Where do you see things going? What’s the dream for the next few years?
Sabeena: On the product side, expanding into new categories is exciting. Right now we’re starting with cookie dough, but having this platform of rethinking junk food is truly where we want to go. We talk about hedonistic health a lot, which is making healthy things pleasurable, and that’s often at odds. Most of the time when you have something healthy, it tastes like cardboard or kale and you just want something delicious. The ultimate vision is to rethink junk food.
Scout: And we want our consumers enjoying our products from 9 am to 9 pm, though people are already doing that with our cookie dough! Whether we’re re-thinking donuts and pop tarts, we’re encompassing everything from breakfast to snacks and dessert.

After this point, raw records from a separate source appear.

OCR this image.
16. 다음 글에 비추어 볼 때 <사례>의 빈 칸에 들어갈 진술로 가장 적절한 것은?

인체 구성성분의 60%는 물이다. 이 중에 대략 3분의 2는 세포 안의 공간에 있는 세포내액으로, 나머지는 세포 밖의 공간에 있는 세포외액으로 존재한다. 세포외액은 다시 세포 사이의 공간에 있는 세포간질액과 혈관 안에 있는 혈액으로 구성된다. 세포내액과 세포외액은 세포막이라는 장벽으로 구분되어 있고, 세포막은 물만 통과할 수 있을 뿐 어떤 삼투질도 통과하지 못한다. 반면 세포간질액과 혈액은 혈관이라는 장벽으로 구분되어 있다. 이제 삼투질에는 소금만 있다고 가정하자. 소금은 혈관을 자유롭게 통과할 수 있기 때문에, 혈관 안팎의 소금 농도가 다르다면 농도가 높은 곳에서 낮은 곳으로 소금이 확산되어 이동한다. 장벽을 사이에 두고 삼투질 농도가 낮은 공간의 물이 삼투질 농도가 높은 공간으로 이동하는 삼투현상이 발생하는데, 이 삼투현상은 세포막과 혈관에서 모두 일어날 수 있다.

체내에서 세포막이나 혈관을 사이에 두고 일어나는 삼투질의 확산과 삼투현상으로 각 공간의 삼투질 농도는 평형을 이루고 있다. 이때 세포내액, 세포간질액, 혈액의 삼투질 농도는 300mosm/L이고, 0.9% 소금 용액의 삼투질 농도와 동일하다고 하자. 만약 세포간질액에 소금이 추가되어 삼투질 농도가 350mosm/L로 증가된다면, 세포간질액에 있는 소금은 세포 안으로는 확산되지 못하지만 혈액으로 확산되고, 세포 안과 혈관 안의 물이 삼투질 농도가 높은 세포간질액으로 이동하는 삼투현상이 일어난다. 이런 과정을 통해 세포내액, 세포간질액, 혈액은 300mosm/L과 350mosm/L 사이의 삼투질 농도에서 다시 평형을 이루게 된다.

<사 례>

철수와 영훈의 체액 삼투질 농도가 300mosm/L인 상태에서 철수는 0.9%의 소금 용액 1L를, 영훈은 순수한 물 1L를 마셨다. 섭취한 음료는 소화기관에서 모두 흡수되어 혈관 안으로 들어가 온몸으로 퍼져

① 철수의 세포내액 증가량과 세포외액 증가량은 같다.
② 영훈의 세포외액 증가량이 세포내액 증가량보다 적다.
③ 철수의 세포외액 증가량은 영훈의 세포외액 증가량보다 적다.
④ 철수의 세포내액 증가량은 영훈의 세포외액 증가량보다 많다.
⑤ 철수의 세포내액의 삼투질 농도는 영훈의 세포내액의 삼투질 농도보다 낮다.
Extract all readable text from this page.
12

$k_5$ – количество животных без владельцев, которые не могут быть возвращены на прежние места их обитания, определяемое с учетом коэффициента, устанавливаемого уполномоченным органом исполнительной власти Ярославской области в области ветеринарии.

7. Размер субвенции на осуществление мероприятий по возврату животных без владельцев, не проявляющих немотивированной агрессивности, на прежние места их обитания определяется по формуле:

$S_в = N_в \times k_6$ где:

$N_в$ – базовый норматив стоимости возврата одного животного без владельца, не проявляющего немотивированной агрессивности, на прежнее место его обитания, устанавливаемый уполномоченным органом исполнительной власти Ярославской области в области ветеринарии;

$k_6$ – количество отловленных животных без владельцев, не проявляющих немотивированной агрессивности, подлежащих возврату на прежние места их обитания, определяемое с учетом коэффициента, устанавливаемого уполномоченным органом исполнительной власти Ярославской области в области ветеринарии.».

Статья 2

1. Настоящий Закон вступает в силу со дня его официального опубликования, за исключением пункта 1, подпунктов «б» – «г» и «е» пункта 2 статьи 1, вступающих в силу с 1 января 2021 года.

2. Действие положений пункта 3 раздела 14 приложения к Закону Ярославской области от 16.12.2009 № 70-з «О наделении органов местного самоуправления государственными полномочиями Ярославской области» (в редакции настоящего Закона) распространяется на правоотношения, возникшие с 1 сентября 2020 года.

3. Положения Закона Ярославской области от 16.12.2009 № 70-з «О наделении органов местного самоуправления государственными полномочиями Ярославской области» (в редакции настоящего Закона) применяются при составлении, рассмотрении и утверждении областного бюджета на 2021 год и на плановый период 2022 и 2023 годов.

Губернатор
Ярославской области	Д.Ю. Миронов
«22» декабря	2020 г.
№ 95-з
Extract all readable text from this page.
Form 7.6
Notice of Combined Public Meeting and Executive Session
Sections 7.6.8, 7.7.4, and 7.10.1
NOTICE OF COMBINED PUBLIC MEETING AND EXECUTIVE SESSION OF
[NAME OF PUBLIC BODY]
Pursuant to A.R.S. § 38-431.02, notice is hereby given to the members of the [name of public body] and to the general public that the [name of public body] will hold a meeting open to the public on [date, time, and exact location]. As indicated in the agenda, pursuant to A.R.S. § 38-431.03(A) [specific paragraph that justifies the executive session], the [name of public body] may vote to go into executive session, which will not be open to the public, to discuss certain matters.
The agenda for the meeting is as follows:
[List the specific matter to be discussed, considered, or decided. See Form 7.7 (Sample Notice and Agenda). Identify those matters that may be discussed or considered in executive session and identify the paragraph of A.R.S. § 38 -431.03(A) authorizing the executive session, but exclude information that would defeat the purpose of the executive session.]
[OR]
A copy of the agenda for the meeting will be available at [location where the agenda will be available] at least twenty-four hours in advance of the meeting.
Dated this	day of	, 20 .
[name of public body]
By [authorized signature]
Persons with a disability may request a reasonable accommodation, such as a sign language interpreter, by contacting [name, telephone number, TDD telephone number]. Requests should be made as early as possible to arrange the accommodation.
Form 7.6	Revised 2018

The possibilities are endless.
Sabeena: That’s a way to meet mainstream America, too. We’re currently in stores in LA, we over index in New York / Northeast, and we’re starting to get into Chicago, Dallas, and D.C. via Foxtrot Markets. We really want to figure out how to make DEUX as accessible to as many people as possible -- including in the middle of the country. We don’t just want to be this coastal, elite brand. Obviously that comes with a little bit of time and information, so we’re working to educate and build awareness with consumers so we can reach both the LA Erewhon consumer, but also folks in Texas, Idaho, Indiana, and beyond.
Scout: We’re not supposed to say! But...mine is Chocolate Chip.
Sabeena: I have two flavors for different things. Brownie if I’m having wine and watching reality TV at night and want something indulgent. For snacking throughout the day, I’ll have a bite of Peanut Butter because it feels like I’m having a bite of a protein bar, so right after lunch, before a workout if I need a pick-me-up.